The focus on services began to pay off seriously during 2005.
Back in the autumn of 2003, shortly after the GMC in Stenungsund, Hans Vestberg, the new head of Business Unit Global Services, and his management team made a tour of Ericsson’s 24 market units. By the start of the next year, they had identified 114 business cases and strategic problems for services and had come up with a revenue forecast of SEK 69.9 billion for 2008.
One powerful argument was that, on average, an operator could reduce its costs by 20 percent by outsourcing its network operations.
“While developing our services offering, we specifically included the market units and ensured we always moved forward just one step at a time,” Vestberg says. “We were looking for a really major deal that would show how much potential this offered.”
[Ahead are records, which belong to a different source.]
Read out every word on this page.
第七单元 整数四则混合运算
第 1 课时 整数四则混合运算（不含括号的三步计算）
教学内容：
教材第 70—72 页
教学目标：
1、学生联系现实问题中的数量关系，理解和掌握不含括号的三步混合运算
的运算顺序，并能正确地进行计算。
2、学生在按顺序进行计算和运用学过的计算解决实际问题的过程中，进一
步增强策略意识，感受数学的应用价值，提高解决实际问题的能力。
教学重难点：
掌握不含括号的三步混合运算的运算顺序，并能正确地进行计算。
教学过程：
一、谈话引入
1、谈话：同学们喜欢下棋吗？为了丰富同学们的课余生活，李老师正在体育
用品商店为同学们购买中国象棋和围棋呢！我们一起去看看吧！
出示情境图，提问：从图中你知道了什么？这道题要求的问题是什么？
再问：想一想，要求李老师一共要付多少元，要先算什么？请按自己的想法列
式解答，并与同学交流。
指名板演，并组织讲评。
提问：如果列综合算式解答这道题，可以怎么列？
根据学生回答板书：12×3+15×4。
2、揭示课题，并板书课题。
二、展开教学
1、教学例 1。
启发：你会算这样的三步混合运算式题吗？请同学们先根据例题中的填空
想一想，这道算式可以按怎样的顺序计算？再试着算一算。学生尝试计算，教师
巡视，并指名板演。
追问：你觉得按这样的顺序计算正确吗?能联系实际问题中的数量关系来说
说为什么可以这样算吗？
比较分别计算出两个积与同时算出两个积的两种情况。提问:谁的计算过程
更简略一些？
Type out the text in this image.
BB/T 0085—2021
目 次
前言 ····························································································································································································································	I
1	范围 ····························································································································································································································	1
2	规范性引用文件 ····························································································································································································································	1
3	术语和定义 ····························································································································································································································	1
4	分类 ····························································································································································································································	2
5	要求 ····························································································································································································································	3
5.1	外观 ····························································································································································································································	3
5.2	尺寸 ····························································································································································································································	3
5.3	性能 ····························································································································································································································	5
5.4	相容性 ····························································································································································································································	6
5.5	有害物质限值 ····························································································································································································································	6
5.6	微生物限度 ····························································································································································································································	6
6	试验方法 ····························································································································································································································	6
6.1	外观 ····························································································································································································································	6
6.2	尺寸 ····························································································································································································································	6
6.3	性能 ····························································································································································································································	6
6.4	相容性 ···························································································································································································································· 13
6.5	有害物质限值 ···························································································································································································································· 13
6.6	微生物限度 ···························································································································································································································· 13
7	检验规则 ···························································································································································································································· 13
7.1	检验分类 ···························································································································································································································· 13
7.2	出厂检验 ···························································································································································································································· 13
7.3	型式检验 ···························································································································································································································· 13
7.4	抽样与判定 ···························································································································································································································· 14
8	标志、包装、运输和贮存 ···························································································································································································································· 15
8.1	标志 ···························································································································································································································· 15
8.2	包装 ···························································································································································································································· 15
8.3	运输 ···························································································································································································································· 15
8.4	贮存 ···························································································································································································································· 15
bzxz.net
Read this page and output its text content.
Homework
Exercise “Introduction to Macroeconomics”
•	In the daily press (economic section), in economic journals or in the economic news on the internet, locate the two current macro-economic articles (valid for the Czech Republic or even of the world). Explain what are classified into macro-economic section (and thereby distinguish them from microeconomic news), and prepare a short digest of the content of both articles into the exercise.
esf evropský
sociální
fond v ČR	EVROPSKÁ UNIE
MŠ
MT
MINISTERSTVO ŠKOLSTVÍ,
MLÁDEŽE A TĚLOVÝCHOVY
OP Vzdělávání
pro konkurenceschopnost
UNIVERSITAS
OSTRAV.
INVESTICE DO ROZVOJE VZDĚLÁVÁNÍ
Johan Wibergh, then head of sales for Global Services, started using the term “megadeal”. Ericsson landed its first in 2005: operating Hutchison company 3’s 3G network in Italy. This was a seven-year contract worth about SEK 15 billion, at the time Ericsson’s largest contract.
The next megadeal, worth even more, came in December the same year, this time with 3 in the UK.
“These were enormously complex transactions that have many similarities with the acquisition of an entire operation,” Vestberg says. “We had to develop a new approach, with tools and plans that could support our sales processes. New sections of the organization were involved in this, such as Human Resources and Communications, providing documentation of our processes for our customers.”
New business areas emerged for the services segment such as customer support, network construction and system integration. In Germany, for example, Ericsson carried out a record upgrade of T-Mobile’s network. A pioneering revenue assurance project for Telefónica in Latin America included consultancy and system integration services for both the fixed and mobile networks.
“Services is incredibly fragmented, not a stand-alone business. As the complexity of networks increases, customers need more and more help. As a vendor, you have to know all the technologies and learn about all the other vendors’ products,” Vestberg says.
The most important factor is expertise. Vestberg ranks the next ones in order as cost, efficiency and knowledge of how operators can generate the greatest revenues, for instance by knowing how to market broadband.
Ultimately, economies of scale are vital. “We do not say we are ‘better’ but we do explain what being able to work on a larger scale means for us. Things we learn in Pakistan can turn out to be useful in India, across Africa and so on. We can work in the same way all over the globe – with the same tools, methods and processes.”